The same logic is the reason why mutual funds are popular among investors. They prepare you for the future and ensure your financial health stays steady and strengthens with time. The SIP route to mutual fund investments is the best way to invest in mutual funds as you invest in all market conditions.
Is it safe to invest in mutual funds?
Traditional investment instruments promise security. It is the most significant benefit they can provide, ensuring investors at least receive whatever they invested. However, investment vehicles should do more than that. Earning returns is among investors’ top priorities, as it can help investors beat inflation and increase their financial health. Traditional investment instruments cannot always deliver inflation-beating returns, resulting in less portfolio value for investors.
With mutual funds, investors can earn decent returns. Since mutual funds are managed by professional fund managers who know the market in and out, they ensure investors’ money is invested correctly, and their investment objectives are met.
How to select the correct mutual fund?
Choosing a mutual fund scheme that aligns with your financial goals, like retirement, a child’s higher education/marriage, foreign trip preparation, etc., is best. For your long-term financial goals like retirement and higher education, consider investing in equity-linked funds as they endow you with inflation-beating returns over the long run.

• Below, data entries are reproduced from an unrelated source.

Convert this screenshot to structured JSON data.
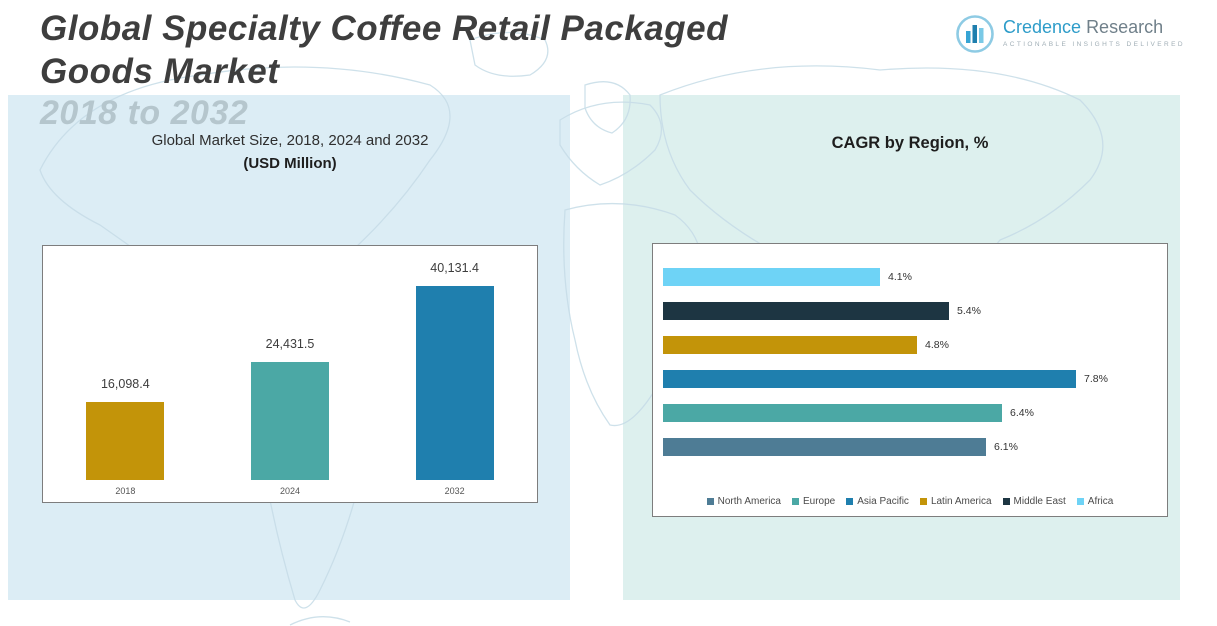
{
  "header": {
    "title_line1": "Global Specialty Coffee Retail Packaged",
    "title_line2": "Goods Market",
    "subtitle": "2018 to 2032",
    "logo": {
      "brand_primary": "Credence",
      "brand_secondary": "Research",
      "tagline": "Actionable Insights Delivered"
    }
  },
  "chart_data": [
    {
      "type": "bar",
      "title": "Global Market Size, 2018, 2024 and 2032",
      "subtitle": "(USD Million)",
      "categories": [
        "2018",
        "2024",
        "2032"
      ],
      "values": [
        16098.4,
        24431.5,
        40131.4
      ],
      "value_labels": [
        "16,098.4",
        "24,431.5",
        "40,131.4"
      ],
      "bar_colors": [
        "#C39409",
        "#4BA8A5",
        "#1F7FAE"
      ],
      "xlabel": "",
      "ylabel": "USD Million",
      "ylim": [
        0,
        45000
      ],
      "grid": false,
      "legend_position": "none"
    },
    {
      "type": "bar",
      "orientation": "horizontal",
      "title": "CAGR by Region, %",
      "series": [
        {
          "name": "Africa",
          "value": 4.1,
          "label": "4.1%",
          "color": "#6ED3F6"
        },
        {
          "name": "Middle East",
          "value": 5.4,
          "label": "5.4%",
          "color": "#1D3542"
        },
        {
          "name": "Latin America",
          "value": 4.8,
          "label": "4.8%",
          "color": "#C39409"
        },
        {
          "name": "Asia Pacific",
          "value": 7.8,
          "label": "7.8%",
          "color": "#1F7FAE"
        },
        {
          "name": "Europe",
          "value": 6.4,
          "label": "6.4%",
          "color": "#4BA8A5"
        },
        {
          "name": "North America",
          "value": 6.1,
          "label": "6.1%",
          "color": "#4E7C95"
        }
      ],
      "xlabel": "CAGR %",
      "xlim": [
        0,
        8.5
      ],
      "grid": false,
      "legend_position": "bottom",
      "legend": [
        {
          "label": "North America",
          "color": "#4E7C95"
        },
        {
          "label": "Europe",
          "color": "#4BA8A5"
        },
        {
          "label": "Asia Pacific",
          "color": "#1F7FAE"
        },
        {
          "label": "Latin America",
          "color": "#C39409"
        },
        {
          "label": "Middle East",
          "color": "#1D3542"
        },
        {
          "label": "Africa",
          "color": "#6ED3F6"
        }
      ]
    }
  ]
}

However, for short-term goals with a time horizon of up to three years, where your fund requirement is urgent, you can consider investing in ultra-short-duration debt funds or liquid funds as they assure capital protection and satisfactory returns.
If you are a mid-risk appetite individual, then to meet your lifetime goals like retirement, you may even consider opting for hybrid mutual funds, i.e., a mix of debt and equity-linked funds. By opting for this fund, you may not just be able to earn higher returns than fixed-income securities but also preserve your capital.
Which is the best option to invest in a mutual fund – SIP or lumpsum?
Thumb rule of investing states that you must invest gradually over time to mitigate your crucial financial goals at distinct life stages. For instance, if you are salaried, consider opting for the SIP (Systematic Investment Plan) route, as it allows you to invest your surplus funds periodically in small instalments to meet your long-term financial goals.
However, if your income is irregular, consider opting for the lumpsum route to invest in equity funds. But if the market is volatile, it is recommended that you refrain from investing your lumpsum funds in equities. Instead, you must opt for debt mutual funds.
Mutual fund investment can assist you in achieving your crucial financial goals quickly if you consistently invest in the correct fund per your risk appetite and preference. The best time to begin with mutual fund investment is now, i.e., the earlier you start, the better you will be at forming a vast wealth over the long run.